No sooner was the lock disengaged and the portal opened, than a streak of red, black, and cream tortoiseshell fur went flying past the startled lab assistants to hide under the nearest available low-slung piece of equipment. Further investigation of the satellite turned up a cushion, but not the silvery one provided for the mission, rather a thick dark blue velvety one of completely unknown fabric and origin. The cage was missing entirely, along with the food and water dispensing equipment. The skeletal and scale remains of a large, fresh salmon decorated the module's interior. The on-board computer had been reprogrammed to flash a message on the screen, "not put fish in cans," for a full second before responding to any command entered.

Three separate veterinarians swore on their licenses that Leif was a perfectly ordinary not-quite-purebred shorthair tortoiseshell cat, exhibiting no unusual genetics, behavior, or intelligence.

The inexplicable events were subject to a corporate cover-up and forgotten until a full week after the landing when Leif's human, Dr. Barker, was starting to think things might get back to normal. It was Leif's first night back in the house.

He got up in the morning, went out to feed the cat, and found the remains of a large salmon in the food dish. His oak dining room table and chairs were missing.

He decided it would be counterproductive to inform his employers of the new mystery.

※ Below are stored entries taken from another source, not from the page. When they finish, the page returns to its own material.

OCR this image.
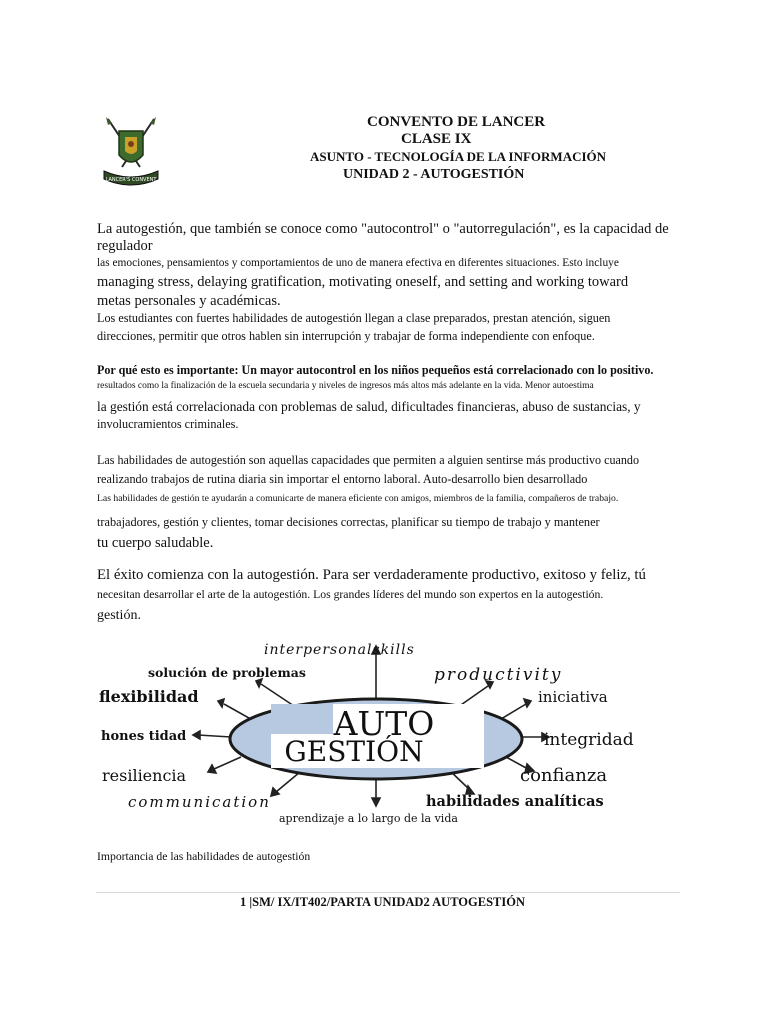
CONVENTO DE LANCER
CLASE IX
ASUNTO - TECNOLOGÍA DE LA INFORMACIÓN
UNIDAD 2 - AUTOGESTIÓN
LANCER'S CONVENT
La autogestión, que también se conoce como "autocontrol" o "autorregulación", es la capacidad de
regulador
las emociones, pensamientos y comportamientos de uno de manera efectiva en diferentes situaciones. Esto incluye
managing stress, delaying gratification, motivating oneself, and setting and working toward
metas personales y académicas.
Los estudiantes con fuertes habilidades de autogestión llegan a clase preparados, prestan atención, siguen
direcciones, permitir que otros hablen sin interrupción y trabajar de forma independiente con enfoque.
Por qué esto es importante: Un mayor autocontrol en los niños pequeños está correlacionado con lo positivo.
resultados como la finalización de la escuela secundaria y niveles de ingresos más altos más adelante en la vida. Menor autoestima
la gestión está correlacionada con problemas de salud, dificultades financieras, abuso de sustancias, y
involucramientos criminales.
Las habilidades de autogestión son aquellas capacidades que permiten a alguien sentirse más productivo cuando
realizando trabajos de rutina diaria sin importar el entorno laboral. Auto-desarrollo bien desarrollado
Las habilidades de gestión te ayudarán a comunicarte de manera eficiente con amigos, miembros de la familia, compañeros de trabajo.
trabajadores, gestión y clientes, tomar decisiones correctas, planificar su tiempo de trabajo y mantener
tu cuerpo saludable.
El éxito comienza con la autogestión. Para ser verdaderamente productivo, exitoso y feliz, tú
necesitan desarrollar el arte de la autogestión. Los grandes líderes del mundo son expertos en la autogestión.
gestión.
AUTO
GESTIÓN
interpersonalskills
solución de problemas	productivity
flexibilidad	iniciativa
hones tidad	integridad
resiliencia	confianza
communication	habilidades analíticas
aprendizaje a lo largo de la vida
Importancia de las habilidades de autogestión
1 |SM/ IX/IT402/PARTA UNIDAD2 AUTOGESTIÓN
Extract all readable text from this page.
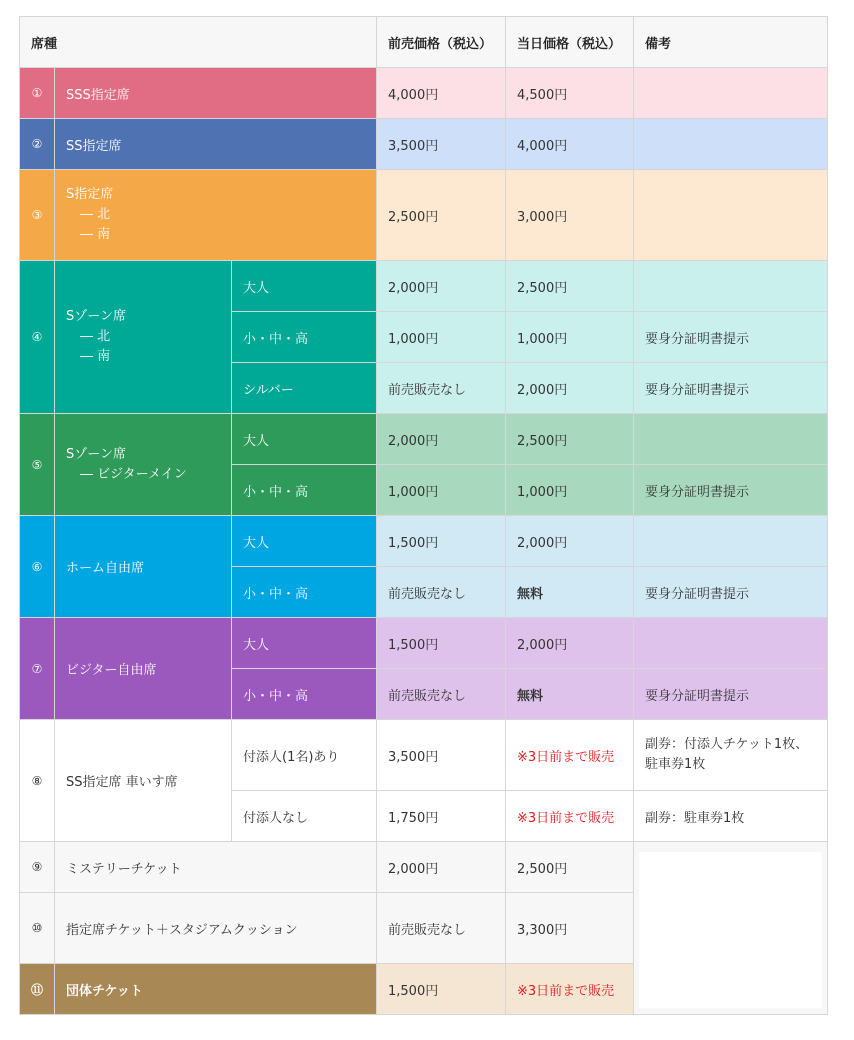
席種			前売価格（税込）	当日価格（税込）	備考
①	SSS指定席		4,000円	4,500円	
②	SS指定席		3,500円	4,000円	
③	S指定席
― 北
― 南		2,500円	3,000円	
④	Sゾーン席
― 北
― 南	大人	2,000円	2,500円	
		小・中・高	1,000円	1,000円	要身分証明書提示
		シルバー	前売販売なし	2,000円	要身分証明書提示
⑤	Sゾーン席
― ビジターメイン	大人	2,000円	2,500円	
		小・中・高	1,000円	1,000円	要身分証明書提示
⑥	ホーム自由席	大人	1,500円	2,000円	
		小・中・高	前売販売なし	無料	要身分証明書提示
⑦	ビジター自由席	大人	1,500円	2,000円	
		小・中・高	前売販売なし	無料	要身分証明書提示
⑧	SS指定席 車いす席	付添人(1名)あり	3,500円	※3日前まで販売	副券：付添人チケット1枚、
駐車券1枚

		付添人なし	1,750円	※3日前まで販売	副券：駐車券1枚
⑨	ミステリーチケット		2,000円	2,500円	
⑩	指定席チケット＋スタジアムクッション		前売販売なし	3,300円	
⑪	団体チケット		1,500円	※3日前まで販売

By the end of the week, however, there was a question clawing at his mind, and even knowing the cat wasn't capable of answering, he had to ask. "Every step I take since you got back, you're underfoot. Are you deliberately trying to trip me?"

Leif just gave Dr. Barker a disgusted look, and continued to lurk underfoot for the next several months...

...during which time he traded every piece of furniture in the house for salmon, and never allowed his human the privilege of meeting the aliens.